34. Paragraphs [34] and [35] are more about the application of common sense and are certainly not a product of flawed logic or understanding of the background evidence. It is certainly hard to understand the appellant’s account that the Taliban would suspect the appellant’s father of summoning the army given he did not expect Hafeez’s visit, did not know he was a member of the Taliban and had no opportunity to contact the authorities between the arrival of Hafeez and being knocked out by a blow from a rifle butt. We noted the inconsistency between what the appellant said at his interview and what he said in his witness statement, although this was not relied on by the judge.
35. It is not impossible that a person can escape through an army cordon. However, the judge was entitled to regard this as insufficiently explained given the prevailing circumstances that the army had rushed to the scene to capture an armed Taliban group.
36. We acknowledge that Ms Nwachuku had concerns that [33] of the judge’s decision was problematic. For our part, we do not consider that the judge’s reasoning is erroneous. As explained above, the appellant’s evidence was vague and, without knowing precisely where the appellant’s father’s farm was located, the reference to the army base or police station being 12 minutes’ away cannot be used as a reference point for the arrival of the army within 25 minutes of the arrival of Hafeez and his men. In other words, it was open to the judge to consider that the speedy response of the army was simply not credible.

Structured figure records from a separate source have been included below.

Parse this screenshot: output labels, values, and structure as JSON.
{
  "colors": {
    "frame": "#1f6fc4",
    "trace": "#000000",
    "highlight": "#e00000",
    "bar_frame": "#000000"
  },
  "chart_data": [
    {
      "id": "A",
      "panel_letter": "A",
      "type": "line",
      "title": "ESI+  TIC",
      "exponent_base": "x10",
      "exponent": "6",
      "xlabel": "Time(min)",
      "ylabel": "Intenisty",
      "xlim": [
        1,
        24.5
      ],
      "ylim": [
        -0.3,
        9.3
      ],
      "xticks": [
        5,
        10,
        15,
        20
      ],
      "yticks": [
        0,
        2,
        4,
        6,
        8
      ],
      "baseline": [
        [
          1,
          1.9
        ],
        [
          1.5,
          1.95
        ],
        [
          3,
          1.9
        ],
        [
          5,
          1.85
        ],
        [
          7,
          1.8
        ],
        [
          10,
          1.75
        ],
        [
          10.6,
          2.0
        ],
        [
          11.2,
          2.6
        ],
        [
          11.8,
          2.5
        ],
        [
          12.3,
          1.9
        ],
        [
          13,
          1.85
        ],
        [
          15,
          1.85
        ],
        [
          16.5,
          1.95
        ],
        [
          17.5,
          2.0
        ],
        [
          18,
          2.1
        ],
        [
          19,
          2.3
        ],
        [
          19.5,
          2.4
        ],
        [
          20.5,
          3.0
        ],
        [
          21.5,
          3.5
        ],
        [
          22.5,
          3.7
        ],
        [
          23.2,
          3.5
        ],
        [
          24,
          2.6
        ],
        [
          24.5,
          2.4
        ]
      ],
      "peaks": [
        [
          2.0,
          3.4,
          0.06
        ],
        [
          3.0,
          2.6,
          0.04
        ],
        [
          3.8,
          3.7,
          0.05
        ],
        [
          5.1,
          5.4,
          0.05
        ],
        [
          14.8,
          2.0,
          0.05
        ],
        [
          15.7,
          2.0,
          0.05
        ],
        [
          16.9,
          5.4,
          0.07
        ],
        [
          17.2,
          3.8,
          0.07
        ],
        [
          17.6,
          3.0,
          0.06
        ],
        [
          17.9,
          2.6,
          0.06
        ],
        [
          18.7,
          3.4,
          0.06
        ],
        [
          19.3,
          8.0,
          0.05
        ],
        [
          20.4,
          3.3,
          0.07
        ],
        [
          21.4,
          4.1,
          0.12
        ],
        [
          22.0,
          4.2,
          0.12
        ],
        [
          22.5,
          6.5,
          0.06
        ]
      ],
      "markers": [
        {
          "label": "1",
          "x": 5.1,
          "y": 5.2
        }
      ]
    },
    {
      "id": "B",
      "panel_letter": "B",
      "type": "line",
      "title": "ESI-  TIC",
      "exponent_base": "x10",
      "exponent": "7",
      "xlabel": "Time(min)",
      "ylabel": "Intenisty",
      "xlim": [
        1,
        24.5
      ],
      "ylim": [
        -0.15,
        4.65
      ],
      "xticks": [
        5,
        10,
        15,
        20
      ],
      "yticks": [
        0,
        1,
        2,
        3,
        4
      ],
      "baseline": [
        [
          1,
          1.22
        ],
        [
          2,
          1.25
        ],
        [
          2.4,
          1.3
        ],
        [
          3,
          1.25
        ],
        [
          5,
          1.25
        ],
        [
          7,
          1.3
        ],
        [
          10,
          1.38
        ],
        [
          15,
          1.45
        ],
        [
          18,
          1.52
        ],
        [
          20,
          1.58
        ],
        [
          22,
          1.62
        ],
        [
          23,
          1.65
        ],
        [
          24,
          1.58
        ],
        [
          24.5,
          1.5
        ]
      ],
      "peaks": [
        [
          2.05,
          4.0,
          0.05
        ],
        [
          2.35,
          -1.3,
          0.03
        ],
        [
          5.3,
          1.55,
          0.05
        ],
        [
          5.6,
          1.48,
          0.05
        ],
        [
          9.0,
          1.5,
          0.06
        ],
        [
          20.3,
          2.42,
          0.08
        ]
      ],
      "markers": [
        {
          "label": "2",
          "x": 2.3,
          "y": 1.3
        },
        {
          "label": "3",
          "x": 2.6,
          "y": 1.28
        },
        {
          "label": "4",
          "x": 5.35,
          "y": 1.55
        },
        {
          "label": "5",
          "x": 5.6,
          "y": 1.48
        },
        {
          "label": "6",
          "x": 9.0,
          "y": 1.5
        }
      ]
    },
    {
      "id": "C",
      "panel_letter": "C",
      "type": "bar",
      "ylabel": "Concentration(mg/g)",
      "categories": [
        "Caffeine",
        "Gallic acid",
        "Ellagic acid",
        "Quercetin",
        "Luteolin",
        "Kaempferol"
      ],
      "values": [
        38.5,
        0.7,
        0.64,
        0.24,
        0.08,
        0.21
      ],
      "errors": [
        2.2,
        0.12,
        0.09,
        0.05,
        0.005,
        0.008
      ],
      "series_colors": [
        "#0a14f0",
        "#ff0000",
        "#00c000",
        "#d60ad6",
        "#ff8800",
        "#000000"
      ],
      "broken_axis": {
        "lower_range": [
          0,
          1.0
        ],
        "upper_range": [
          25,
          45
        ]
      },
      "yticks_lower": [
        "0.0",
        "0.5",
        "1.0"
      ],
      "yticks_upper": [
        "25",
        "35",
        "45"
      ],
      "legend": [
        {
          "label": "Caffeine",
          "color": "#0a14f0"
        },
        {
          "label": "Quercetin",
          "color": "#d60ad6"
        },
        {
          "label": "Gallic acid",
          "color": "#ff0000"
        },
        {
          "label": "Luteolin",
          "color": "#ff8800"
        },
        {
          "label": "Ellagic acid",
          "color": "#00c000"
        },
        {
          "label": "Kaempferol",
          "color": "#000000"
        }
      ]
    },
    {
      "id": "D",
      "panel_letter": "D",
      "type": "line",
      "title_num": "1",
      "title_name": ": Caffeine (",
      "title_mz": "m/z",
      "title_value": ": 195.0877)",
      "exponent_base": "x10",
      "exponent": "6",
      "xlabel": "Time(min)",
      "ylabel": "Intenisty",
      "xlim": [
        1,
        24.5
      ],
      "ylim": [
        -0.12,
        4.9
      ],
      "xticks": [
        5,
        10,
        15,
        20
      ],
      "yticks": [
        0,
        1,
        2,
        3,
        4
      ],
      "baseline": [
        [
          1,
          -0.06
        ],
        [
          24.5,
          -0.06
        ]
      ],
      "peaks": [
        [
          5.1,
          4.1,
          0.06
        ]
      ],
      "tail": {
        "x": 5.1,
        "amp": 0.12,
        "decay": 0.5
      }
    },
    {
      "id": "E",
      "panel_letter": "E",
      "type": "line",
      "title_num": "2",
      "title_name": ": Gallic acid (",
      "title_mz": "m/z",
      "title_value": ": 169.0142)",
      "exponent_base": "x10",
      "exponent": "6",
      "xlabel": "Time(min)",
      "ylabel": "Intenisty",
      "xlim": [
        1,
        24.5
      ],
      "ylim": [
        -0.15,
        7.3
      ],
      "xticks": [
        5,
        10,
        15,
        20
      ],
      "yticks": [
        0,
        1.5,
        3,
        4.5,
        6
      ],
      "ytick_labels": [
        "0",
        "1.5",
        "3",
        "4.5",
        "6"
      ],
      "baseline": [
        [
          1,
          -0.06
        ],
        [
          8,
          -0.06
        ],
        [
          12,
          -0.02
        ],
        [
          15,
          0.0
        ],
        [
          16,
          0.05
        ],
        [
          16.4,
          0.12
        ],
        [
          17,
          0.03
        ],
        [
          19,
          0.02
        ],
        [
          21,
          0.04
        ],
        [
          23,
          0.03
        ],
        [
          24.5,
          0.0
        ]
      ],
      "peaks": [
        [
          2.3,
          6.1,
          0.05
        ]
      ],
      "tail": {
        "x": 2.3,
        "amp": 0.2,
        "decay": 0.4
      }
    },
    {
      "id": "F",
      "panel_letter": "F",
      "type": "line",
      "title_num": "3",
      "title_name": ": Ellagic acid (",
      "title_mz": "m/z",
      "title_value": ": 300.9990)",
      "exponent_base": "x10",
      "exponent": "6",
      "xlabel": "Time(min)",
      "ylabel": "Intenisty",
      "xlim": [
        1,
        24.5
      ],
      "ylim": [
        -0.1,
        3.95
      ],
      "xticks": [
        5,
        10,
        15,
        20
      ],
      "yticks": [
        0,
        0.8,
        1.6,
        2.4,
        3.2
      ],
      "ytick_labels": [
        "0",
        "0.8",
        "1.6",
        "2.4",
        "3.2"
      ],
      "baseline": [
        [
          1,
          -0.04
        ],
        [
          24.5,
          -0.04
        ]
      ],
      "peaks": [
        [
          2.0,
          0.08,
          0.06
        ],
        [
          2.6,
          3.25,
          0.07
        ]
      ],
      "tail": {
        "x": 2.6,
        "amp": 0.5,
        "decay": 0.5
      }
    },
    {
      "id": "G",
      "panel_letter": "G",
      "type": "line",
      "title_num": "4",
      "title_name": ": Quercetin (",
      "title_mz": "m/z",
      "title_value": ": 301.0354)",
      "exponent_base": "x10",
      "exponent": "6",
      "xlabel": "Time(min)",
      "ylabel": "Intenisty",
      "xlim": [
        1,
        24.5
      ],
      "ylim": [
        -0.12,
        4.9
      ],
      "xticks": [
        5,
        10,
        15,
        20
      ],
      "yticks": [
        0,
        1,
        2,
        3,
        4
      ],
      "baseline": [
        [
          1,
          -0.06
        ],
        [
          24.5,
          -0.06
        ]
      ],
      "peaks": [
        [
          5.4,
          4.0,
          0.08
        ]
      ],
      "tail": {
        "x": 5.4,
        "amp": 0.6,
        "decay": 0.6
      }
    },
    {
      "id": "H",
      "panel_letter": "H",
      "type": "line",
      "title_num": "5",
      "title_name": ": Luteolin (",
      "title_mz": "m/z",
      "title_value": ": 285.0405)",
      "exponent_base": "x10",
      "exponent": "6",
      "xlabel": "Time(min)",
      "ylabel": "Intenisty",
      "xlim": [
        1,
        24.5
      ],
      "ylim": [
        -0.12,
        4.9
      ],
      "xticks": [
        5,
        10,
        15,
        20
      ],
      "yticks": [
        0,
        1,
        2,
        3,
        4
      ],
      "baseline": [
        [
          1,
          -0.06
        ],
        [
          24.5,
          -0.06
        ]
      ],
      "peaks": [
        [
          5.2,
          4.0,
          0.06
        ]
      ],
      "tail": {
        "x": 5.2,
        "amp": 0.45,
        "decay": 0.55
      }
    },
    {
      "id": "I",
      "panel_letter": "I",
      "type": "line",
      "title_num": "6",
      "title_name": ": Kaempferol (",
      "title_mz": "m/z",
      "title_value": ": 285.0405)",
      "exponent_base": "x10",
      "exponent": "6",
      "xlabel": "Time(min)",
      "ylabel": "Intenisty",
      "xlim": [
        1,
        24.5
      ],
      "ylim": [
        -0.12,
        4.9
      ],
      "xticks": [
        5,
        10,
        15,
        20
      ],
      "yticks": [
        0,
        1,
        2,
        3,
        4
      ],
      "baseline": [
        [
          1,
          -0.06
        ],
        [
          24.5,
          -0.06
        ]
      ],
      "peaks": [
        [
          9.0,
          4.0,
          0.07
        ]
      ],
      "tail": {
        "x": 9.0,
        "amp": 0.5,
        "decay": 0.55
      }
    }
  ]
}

37. As noted, Mr Saleem sought to expand the grounds to include a reasons challenge. This was not included in the grounds seeking permission to appeal and was not a ground on which permission to appeal has been granted. No application has been made to vary the grounds and we see no reason to permit Mr Saleem to do so. In any event, we do not regard the judge’s explanations for his findings insufficiently reasoned. The judge’s reasoning is concise but adequate. Moreover, each reason must be viewed as one of a series of reasons which led to the judge’s overall credibility assessment.
38. Even if we were to agree that one or all of the three paragraphs in question contained an error of law for any of the reasons canvassed, we would nonetheless dismiss the appeal on the basis that the error(s) were not material to the outcome.
39. In Degorce v Commissioners for HMRC [2017] EWCA Civ 1427, Henderson LJ explained that it was difficult to envisage circumstances in which the Upper Tribunal could properly leave a decision of the First-tier Tribunal to stand once it is satisfied that the error of law might (not would) have made a difference to that decision. However, ultimately if there is an error of law but it is immaterial there would be no injustice in allowing the decision to stand. We see no basis for considering the decision of the judge could not stand even if the impugned paragraphs were found to be erroneous. The judge gave very cogent reasons at [36] to [41] for rejecting the claim and those reasons have not been challenged. Even without paragraphs [33] to [35], the judge gave ample sustainable reasons for rejecting the claim.
40. We therefore dismiss the appeal.
NOTICE OF DECISION
The decision of the First-tier Tribunal did not involve the making of an error of law and shall stand.

DIRECTION
No later than 7 days after this error of law decision is sent out to the parties, the Principal of Malik and Malik Solicitors shall provide a written explanation as to why the composite error of law bundle was not filed and served in compliance with the Tribunal’s standard directions. That explanation shall be marked for the urgent attention of Upper Tribunal Judge Norton-Taylor.